The Miklós Rózsa Papers is divided into eight series.

Correspondence-subject files contains letters from fellow musicians, conductors, and composers (including Leonard Bernstein, Aaron Copland, Johnny Green, Bernard Herrmann, Henry Mancini, and Eugene Ormandy), music organizations, music publishers, filmmakers (including Samuel Bronston, Ray Harryhausen, Alexander Korda, Alain Resnais, David O. Selznick, and Sam Zimbalist), relatives, and fans with whom Rózsa maintained regular contact.

Fan mail contains letters, cards, and photographs from admirers in chronological order from 1940-1995. Undated fan mail is in a folder at the end of the series.
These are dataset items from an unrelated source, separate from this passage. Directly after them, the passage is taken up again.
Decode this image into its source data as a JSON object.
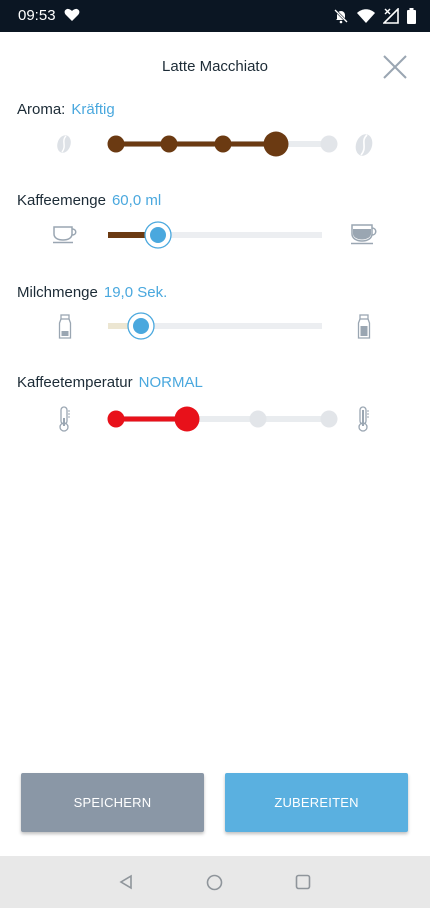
{
  "status_bar": {
    "time": "09:53"
  },
  "header": {
    "title": "Latte Macchiato"
  },
  "settings": {
    "aroma": {
      "label": "Aroma:",
      "value": "Kräftig",
      "level": 4,
      "steps": 5,
      "color": "#6b3a12"
    },
    "kaffeemenge": {
      "label": "Kaffeemenge",
      "value": "60,0 ml",
      "fraction": 0.24,
      "color": "#6b3a12"
    },
    "milchmenge": {
      "label": "Milchmenge",
      "value": "19,0 Sek.",
      "fraction": 0.16,
      "color": "#ece6d2"
    },
    "temperatur": {
      "label": "Kaffeetemperatur",
      "value": "NORMAL",
      "level": 2,
      "steps": 4,
      "color": "#e8111a"
    }
  },
  "buttons": {
    "save": "SPEICHERN",
    "prepare": "ZUBEREITEN"
  },
  "colors": {
    "accent": "#4aa8de",
    "track": "#e9ecef",
    "save_button": "#8a97a6",
    "prepare_button": "#5ab0e0"
  },
  "icons": {
    "aroma": [
      "bean-icon",
      "bean-icon"
    ],
    "kaffeemenge": [
      "small-cup-icon",
      "large-cup-icon"
    ],
    "milchmenge": [
      "small-milk-bottle-icon",
      "large-milk-bottle-icon"
    ],
    "temperatur": [
      "thermometer-low-icon",
      "thermometer-high-icon"
    ]
  }
}
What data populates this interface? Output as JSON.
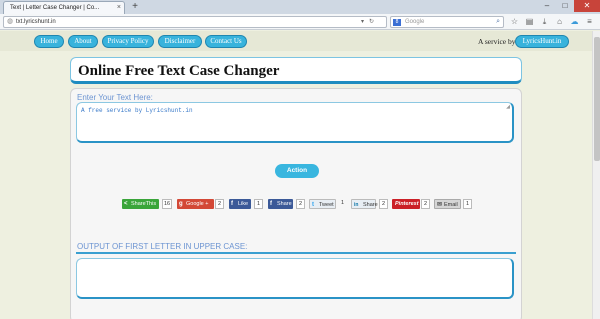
{
  "browser": {
    "tab_title": "Text | Letter Case Changer | Co...",
    "tab_close": "×",
    "new_tab": "+",
    "win_min": "–",
    "win_max": "□",
    "win_close": "✕",
    "url": "txt.lyricshunt.in",
    "search_engine_badge": "8",
    "search_placeholder": "Google"
  },
  "nav": {
    "items": [
      "Home",
      "About",
      "Privacy Policy",
      "Disclaimer",
      "Contact Us"
    ],
    "service_prefix": "A service by",
    "service_link": "LyricsHunt.in"
  },
  "page": {
    "title": "Online Free Text Case Changer",
    "input_label": "Enter Your Text Here:",
    "input_value": "A free service by Lyricshunt.in",
    "action_label": "Action",
    "output_label": "OUTPUT OF FIRST LETTER IN UPPER CASE:"
  },
  "share": [
    {
      "label": "ShareThis",
      "count": "16",
      "color": "#3aa53a",
      "icon": "share-icon",
      "glyph": "<"
    },
    {
      "label": "Google +",
      "count": "2",
      "color": "#d34836",
      "icon": "google-plus-icon",
      "glyph": "g"
    },
    {
      "label": "Like",
      "count": "1",
      "color": "#3b5998",
      "icon": "facebook-icon",
      "glyph": "f"
    },
    {
      "label": "Share",
      "count": "2",
      "color": "#3b5998",
      "icon": "facebook-icon",
      "glyph": "f"
    },
    {
      "label": "Tweet",
      "count": "1",
      "color": "#e8eef4",
      "icon": "twitter-icon",
      "glyph": "t"
    },
    {
      "label": "Share",
      "count": "2",
      "color": "#e8eef4",
      "icon": "linkedin-icon",
      "glyph": "in"
    },
    {
      "label": "Pinterest",
      "count": "2",
      "color": "#cb2027",
      "icon": "pinterest-icon",
      "glyph": ""
    },
    {
      "label": "Email",
      "count": "1",
      "color": "#d6d6d6",
      "icon": "email-icon",
      "glyph": "✉"
    }
  ]
}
Compositions contains Rózsa's Opp. 1-45 (except Op. 11) as well as compositions without opus numbers. Some compositions are handwritten while others are printed publications. Additionally, it contains musical compositions by Rózsa's colleagues and friends, including Mario Castelnuovo-Tedesco, Kurt Hessenburg, and Günter Raphael.

Film music includes arrangements and bound scores. Arrangements include selections from Rózsa's film music scores in the form of handwritten scores, sheet music, and reproductions in a copyist's hand. Bound scores include Rózsa's compositions for motion pictures that are in hardcover or spiral-bound format. Some scores are handwritten by the composer (including The Golden Voyage of Sinbad and The V.I.P.s) while others are reproductions in a copyist's hand (including A Double Life, Ben-Hur, and Spellbound).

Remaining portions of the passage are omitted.